DULUTH – Vice President Mike Pence visited Minnesota on Friday, bringing many of the same messages from the Republican National Convention to the politically divided region.

"We're going to make Minnesota more prosperous than ever before," Pence told a crowd of a few hundred outside a port warehouse in Duluth. "And we're going to make Minnesota safer than ever before."

As part of a two-state campaign swing, the vice president delivered a 50-minute speech that touched on religious freedom, tax cuts, gun rights and military spending. As at the convention, he emphasized the Trump administration's coronavirus response and law-and-order mantra.

But the focus of the event was written on large signs hung on the surrounding shipping containers: "Jobs! Jobs! Jobs!"

"Joe Biden wants to bury our economy under an avalanche of red tape," Pence said, adding: "I don't have to tell you here in Minnesota, Joe Biden and Barack Obama tried their best to shut down mining in the Iron Range."

DFL Chairman Ken Martin issued a statement before the rally, calling the Trump administration "a complete disaster for Minnesota families — from its attacks on Social Security to trade wars that hurt our farmers to attempted rollbacks of the [Affordable Care Act] that would take away people's health insurance."

Martin said President Donald Trump's response to the coronavirus pandemic has been disastrous and that "Minnesota families are still dealing with the fallout," with more than 70,000 Minnesotans infected by the virus, and tens of thousands suddenly out of work.

A mayor from the northeastern Minnesota region, Larry Cuffe Jr. of Virginia, joined the vice president to read a letter from him and other local leaders — from Chisholm, Eveleth, Two Harbors, Babbitt and Ely — endorsing Trump.

"Like many in our region, we have voted for Democrats over many decades," Cuffe read. "Today, we don't recognize the Democratic Party. It has been moved so far to the left it can no longer claim to be advocates of the working class."

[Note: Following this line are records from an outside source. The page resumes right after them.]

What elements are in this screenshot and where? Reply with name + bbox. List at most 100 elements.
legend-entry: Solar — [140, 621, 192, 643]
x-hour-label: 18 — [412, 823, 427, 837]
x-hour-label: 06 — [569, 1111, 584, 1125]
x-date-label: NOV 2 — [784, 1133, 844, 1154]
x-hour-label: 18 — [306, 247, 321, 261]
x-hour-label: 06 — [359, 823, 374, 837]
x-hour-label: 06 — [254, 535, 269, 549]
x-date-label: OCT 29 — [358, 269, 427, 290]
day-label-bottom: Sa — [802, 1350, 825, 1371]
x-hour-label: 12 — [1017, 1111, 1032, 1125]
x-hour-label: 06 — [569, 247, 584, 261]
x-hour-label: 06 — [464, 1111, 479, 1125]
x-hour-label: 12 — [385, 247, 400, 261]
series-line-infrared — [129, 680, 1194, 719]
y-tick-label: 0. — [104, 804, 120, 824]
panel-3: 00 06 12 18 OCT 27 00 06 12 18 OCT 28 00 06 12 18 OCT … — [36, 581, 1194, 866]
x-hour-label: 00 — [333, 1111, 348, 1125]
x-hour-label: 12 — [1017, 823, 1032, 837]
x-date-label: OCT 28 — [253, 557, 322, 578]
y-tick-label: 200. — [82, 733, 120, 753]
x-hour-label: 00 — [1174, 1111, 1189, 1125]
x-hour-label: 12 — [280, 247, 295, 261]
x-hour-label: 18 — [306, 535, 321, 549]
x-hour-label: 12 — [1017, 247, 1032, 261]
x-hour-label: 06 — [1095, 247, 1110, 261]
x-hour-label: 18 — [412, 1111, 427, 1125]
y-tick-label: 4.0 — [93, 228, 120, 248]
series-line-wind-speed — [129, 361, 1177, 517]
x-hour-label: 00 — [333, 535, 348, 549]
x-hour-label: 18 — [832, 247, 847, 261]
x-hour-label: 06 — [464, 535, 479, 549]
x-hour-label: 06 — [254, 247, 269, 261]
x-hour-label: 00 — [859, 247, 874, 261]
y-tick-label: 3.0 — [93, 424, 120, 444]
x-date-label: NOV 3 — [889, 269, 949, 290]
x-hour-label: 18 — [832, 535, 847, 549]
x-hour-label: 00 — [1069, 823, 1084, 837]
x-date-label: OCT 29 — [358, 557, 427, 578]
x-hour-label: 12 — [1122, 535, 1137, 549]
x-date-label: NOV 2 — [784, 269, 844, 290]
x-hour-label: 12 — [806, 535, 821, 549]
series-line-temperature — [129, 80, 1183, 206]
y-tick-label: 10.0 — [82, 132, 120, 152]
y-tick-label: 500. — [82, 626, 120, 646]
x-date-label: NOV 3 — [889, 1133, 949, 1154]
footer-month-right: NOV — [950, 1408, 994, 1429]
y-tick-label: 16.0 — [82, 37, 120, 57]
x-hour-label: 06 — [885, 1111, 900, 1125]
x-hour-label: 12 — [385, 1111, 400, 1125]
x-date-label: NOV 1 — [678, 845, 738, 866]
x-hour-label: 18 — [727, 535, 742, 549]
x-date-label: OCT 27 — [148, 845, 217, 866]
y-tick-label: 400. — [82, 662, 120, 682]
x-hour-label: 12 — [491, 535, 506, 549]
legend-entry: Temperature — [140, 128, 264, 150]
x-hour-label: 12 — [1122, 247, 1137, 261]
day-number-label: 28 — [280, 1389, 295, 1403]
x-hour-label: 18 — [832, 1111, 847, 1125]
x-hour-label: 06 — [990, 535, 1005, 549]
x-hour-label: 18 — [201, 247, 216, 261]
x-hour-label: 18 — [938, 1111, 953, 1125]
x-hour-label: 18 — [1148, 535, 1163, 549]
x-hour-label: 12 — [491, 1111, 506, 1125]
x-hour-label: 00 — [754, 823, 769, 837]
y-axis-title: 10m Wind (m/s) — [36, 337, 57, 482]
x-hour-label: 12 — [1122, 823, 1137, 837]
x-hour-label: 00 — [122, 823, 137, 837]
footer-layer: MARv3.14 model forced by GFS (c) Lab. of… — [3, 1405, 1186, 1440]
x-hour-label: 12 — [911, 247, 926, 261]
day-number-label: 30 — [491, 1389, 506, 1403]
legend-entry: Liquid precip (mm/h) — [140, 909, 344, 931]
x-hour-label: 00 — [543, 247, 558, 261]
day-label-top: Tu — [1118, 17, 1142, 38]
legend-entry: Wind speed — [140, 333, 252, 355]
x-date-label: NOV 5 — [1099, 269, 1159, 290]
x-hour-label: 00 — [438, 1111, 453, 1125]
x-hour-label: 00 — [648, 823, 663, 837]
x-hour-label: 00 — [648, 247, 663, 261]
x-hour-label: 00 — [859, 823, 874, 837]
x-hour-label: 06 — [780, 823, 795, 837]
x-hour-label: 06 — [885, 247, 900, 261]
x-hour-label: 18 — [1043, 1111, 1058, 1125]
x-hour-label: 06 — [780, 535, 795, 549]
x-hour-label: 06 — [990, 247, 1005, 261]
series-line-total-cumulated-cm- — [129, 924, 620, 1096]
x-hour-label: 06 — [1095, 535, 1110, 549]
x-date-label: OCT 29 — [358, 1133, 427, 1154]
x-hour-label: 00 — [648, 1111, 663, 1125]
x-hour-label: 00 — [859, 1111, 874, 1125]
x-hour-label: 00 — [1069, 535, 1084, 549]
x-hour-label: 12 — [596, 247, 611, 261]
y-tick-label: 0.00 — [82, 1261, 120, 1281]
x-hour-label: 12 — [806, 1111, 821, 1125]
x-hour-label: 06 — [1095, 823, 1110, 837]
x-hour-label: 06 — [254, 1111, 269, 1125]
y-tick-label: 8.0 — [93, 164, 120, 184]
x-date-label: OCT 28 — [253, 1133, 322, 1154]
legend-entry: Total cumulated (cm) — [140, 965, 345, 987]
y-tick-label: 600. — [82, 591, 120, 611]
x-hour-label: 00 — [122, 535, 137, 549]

Minnesota has become a prize eyed by Trump after he lost the state by 33,000 votes in 2016. Pence's visit came two weeks after the president went to Mankato to talk to farmers and small-business owners.

While Duluth itself remains a DFL bastion, the geographically large Eighth Congressional District that for decades sent Democrats to Congress has seen a Republican shift, with GOP U.S. Rep. Pete Stauber winning the seat in 2018.

Pence said he started in politics as the youth Democratic Party coordinator for his Indiana county in 1975. He said his grandfather, a lifelong Democrat who worked as a bus driver in Chicago, wouldn't recognize the party today. Many in the crowd may have similar stories, he said, trying to appeal across the partisan divide.

"Join us," he urged.

Nancy McReady wore a shirt that said: "We support mining and clean water. We CAN have both."

"And I just took off my 'recovering Democrat' button," said the longtime Ely resident, who said she became a Republican more than two decades ago after realizing her former party "kept taking more and more away."

McReady's husband retired from the mining industry after 40 years. Their house sits on a Boundary Waters lake.

"If you think I'm going to let it get polluted, you're crazy," she said. "But we need jobs. Our towns are dying. Our storefronts our closed. We need a resurgence of young people back into our community."

Scott Dane, an Iron Range logger who spoke at the Republican convention Wednesday, said Trump's work on tariffs and the North American Free Trade Agreement (NAFTA) has sparked needed change for the timber industry.

Before Pence arrived, about 100 protesters gathered in front of Duluth City Hall. Speakers focused on protecting the Postal Service and combating police violence.

Stauber's opponent, Quinn Nystrom, said her campaign is gaining momentum from the division the administration is bringing to the region. Ivanka Trump, the president's daughter, visited Duluth Pack, a local outdoor equipment store, last month.

Pence briefly mentioned two of the biggest issues facing the state and country. "We are on track to have the world's first coronavirus vaccine before the end of this year," Pence said, lauding Minnesota's "great health care tradition."

He also addressed the death of George Floyd at the hands of police: "There's no excuse for what happened to George Floyd in Minneapolis, and justice will be served. But there's also no excuse for the rioting and looting and violence that has followed."

Staff writer Brooks Johnson contributed to this report.